Generative Adversarial Network Based Heterogeneous Bibliographic Network Representation for Personalized Citation Recommendation
Cai, Xiaoyan (School of Automation, Northwestern Polytechnical University) | Han, Junwei (School of Automation, Northwestern Polytechnical University) | Yang, Libin (School of Automation, Northwestern Polytechnical University)

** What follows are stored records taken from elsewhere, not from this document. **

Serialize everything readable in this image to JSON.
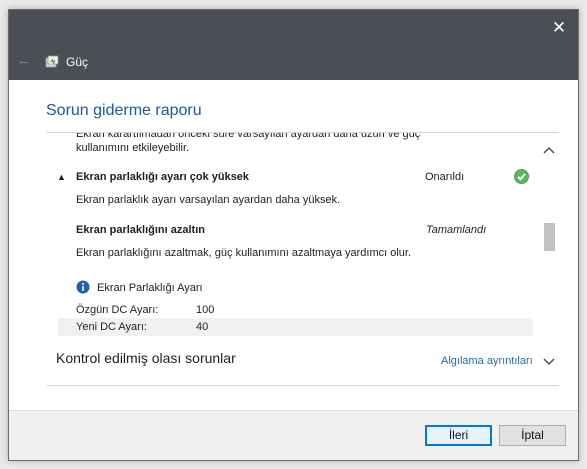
{
  "window": {
    "close_label": "✕",
    "back_label": "←",
    "title": "Güç"
  },
  "page": {
    "title": "Sorun giderme raporu"
  },
  "report": {
    "cut_line_1": "Ekran karartılmadan önceki süre varsayılan ayardan daha uzun ve güç",
    "cut_line_2": "kullanımını etkileyebilir.",
    "issue": {
      "toggle": "▲",
      "title": "Ekran parlaklığı ayarı çok yüksek",
      "status": "Onarıldı",
      "description": "Ekran parlaklık ayarı varsayılan ayardan daha yüksek."
    },
    "action": {
      "title": "Ekran parlaklığını azaltın",
      "status": "Tamamlandı",
      "description": "Ekran parlaklığını azaltmak, güç kullanımını azaltmaya yardımcı olur."
    },
    "setting": {
      "name": "Ekran Parlaklığı Ayarı",
      "rows": [
        {
          "label": "Özgün DC Ayarı:",
          "value": "100"
        },
        {
          "label": "Yeni DC Ayarı:",
          "value": "40"
        }
      ]
    },
    "section": {
      "title": "Kontrol edilmiş olası sorunlar",
      "link": "Algılama ayrıntıları"
    }
  },
  "buttons": {
    "next": "İleri",
    "cancel": "İptal"
  },
  "colors": {
    "titlebar": "#4a4e55",
    "accent": "#1a5aa0",
    "link": "#1a6fb5",
    "success": "#5cb85c"
  }
}
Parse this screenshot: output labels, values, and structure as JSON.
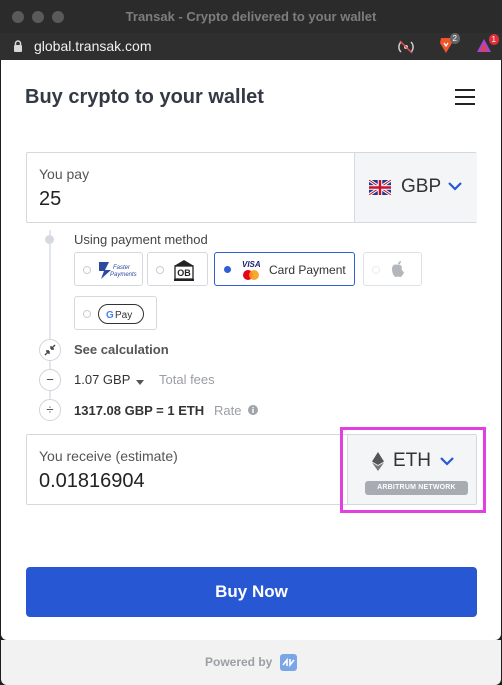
{
  "window": {
    "title": "Transak - Crypto delivered to your wallet"
  },
  "browser": {
    "url": "global.transak.com",
    "brave_badge": "2",
    "alert_badge": "1"
  },
  "header": {
    "title": "Buy crypto to your wallet"
  },
  "pay": {
    "label": "You pay",
    "amount": "25",
    "currency": "GBP"
  },
  "payment": {
    "label": "Using payment method",
    "card_label": "Card Payment",
    "visa_text": "VISA",
    "fp_text_1": "Faster",
    "fp_text_2": "Payments",
    "ob_text": "OB",
    "gpay_text": "Pay",
    "gpay_g": "G",
    "selected": "Card Payment"
  },
  "calc": {
    "see_calculation": "See calculation",
    "fees_value": "1.07 GBP",
    "fees_label": "Total fees",
    "rate_value": "1317.08 GBP = 1 ETH",
    "rate_label": "Rate"
  },
  "receive": {
    "label": "You receive (estimate)",
    "amount": "0.01816904",
    "currency": "ETH",
    "network": "ARBITRUM NETWORK"
  },
  "actions": {
    "buy_label": "Buy Now"
  },
  "footer": {
    "powered_by": "Powered by"
  },
  "colors": {
    "primary": "#2757d3",
    "highlight": "#e040e0"
  }
}
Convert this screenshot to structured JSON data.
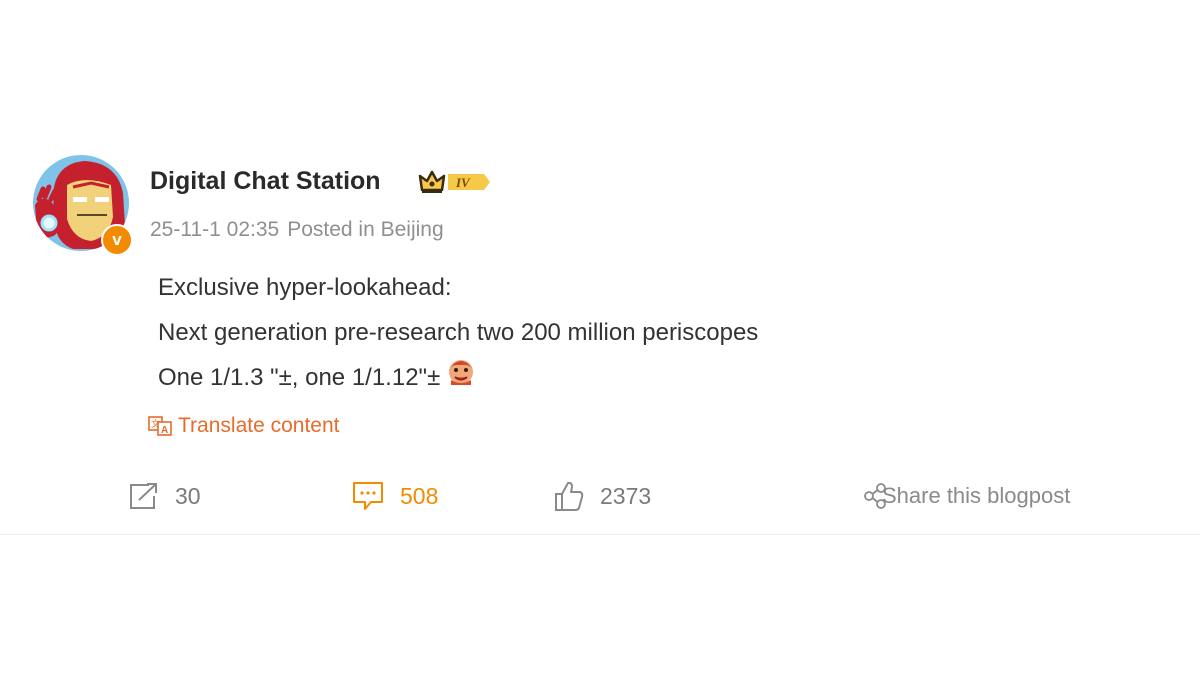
{
  "post": {
    "author": "Digital Chat Station",
    "vip_level": "IV",
    "verified_mark": "v",
    "timestamp": "25-11-1 02:35",
    "location": "Posted in Beijing",
    "lines": [
      "Exclusive hyper-lookahead:",
      "Next generation pre-research two 200 million periscopes",
      "One 1/1.3 \"±, one 1/1.12\"±"
    ],
    "translate_label": "Translate content"
  },
  "actions": {
    "repost_count": "30",
    "comment_count": "508",
    "like_count": "2373",
    "share_label": "Share this blogpost"
  },
  "icons": {
    "avatar": "iron-man-avatar",
    "vip": "crown-badge-icon",
    "repost": "repost-icon",
    "comment": "comment-icon",
    "like": "thumbs-up-icon",
    "share": "share-icon",
    "translate": "translate-icon",
    "emoji": "cheeky-emoji-icon"
  },
  "colors": {
    "accent": "#f38b00",
    "translate": "#e86b2b",
    "text": "#333333",
    "meta": "#8f8f8f"
  }
}
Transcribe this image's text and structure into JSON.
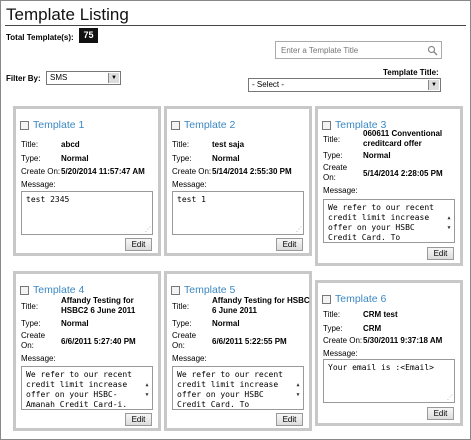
{
  "header": {
    "title": "Template Listing",
    "total_label": "Total Template(s):",
    "total_count": "75"
  },
  "search": {
    "placeholder": "Enter a Template Title"
  },
  "filter": {
    "label": "Filter By:",
    "selected": "SMS"
  },
  "template_title": {
    "label": "Template Title:",
    "selected": "- Select -"
  },
  "field_labels": {
    "title": "Title:",
    "type": "Type:",
    "create_on": "Create On:",
    "message": "Message:",
    "edit": "Edit"
  },
  "templates": [
    {
      "name": "Template 1",
      "title": "abcd",
      "type": "Normal",
      "created": "5/20/2014 11:57:47 AM",
      "message": "test 2345"
    },
    {
      "name": "Template 2",
      "title": "test saja",
      "type": "Normal",
      "created": "5/14/2014 2:55:30 PM",
      "message": "test 1"
    },
    {
      "name": "Template 3",
      "title": "060611 Conventional creditcard offer",
      "type": "Normal",
      "created": "5/14/2014 2:28:05 PM",
      "message": "We refer to our recent credit limit increase offer on your HSBC Credit Card. To"
    },
    {
      "name": "Template 4",
      "title": "Affandy Testing for HSBC2 6 June 2011",
      "type": "Normal",
      "created": "6/6/2011 5:27:40 PM",
      "message": "We refer to our recent credit limit increase offer on your HSBC-Amanah Credit Card-i."
    },
    {
      "name": "Template 5",
      "title": "Affandy Testing for HSBC 6 June 2011",
      "type": "Normal",
      "created": "6/6/2011 5:22:55 PM",
      "message": "We refer to our recent credit limit increase offer on your HSBC Credit Card. To"
    },
    {
      "name": "Template 6",
      "title": "CRM test",
      "type": "CRM",
      "created": "5/30/2011 9:37:18 AM",
      "message": "Your email is :<Email>"
    }
  ],
  "colors": {
    "link_blue": "#3b88c4",
    "card_border": "#c8c8c8",
    "count_badge": "#111111"
  },
  "icons": {
    "search": "magnifier-icon",
    "dropdown": "chevron-down-icon"
  }
}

Network representation has been recently exploited for many applications, such as citation recommendation, multi-label classification and link prediction. It learns low-dimensional vector representation for each vertex in networks. Existing network representation methods only focus on incomplete aspects of vertex information (i.e., vertex content, network structure or partial integration), moreover they are commonly designed for homogeneous information networks where all the vertices of a network are of the same type. In this paper, we propose a deep network representation model that integrates network structure and the vertex content information into a unified framework by exploiting generative adversarial network, and represents different types of vertices in the heterogeneous network in a continuous and common vector space. Based on the proposed model, we can obtain heterogeneous bibliographic network representation for efficient citation recommendation. The proposed model also makes personalized citation recommendation possible, which is a new issue that a few papers addressed in the past. When evaluated on the AAN and DBLP datasets, the performance of the proposed heterogeneous bibliographic network based citation recommendation approach is comparable with that of the other network representation based citation recommendation approaches. The results also demonstrate that the personalized citation recommendation approach is more effective than the non-personalized citation recommendation approach.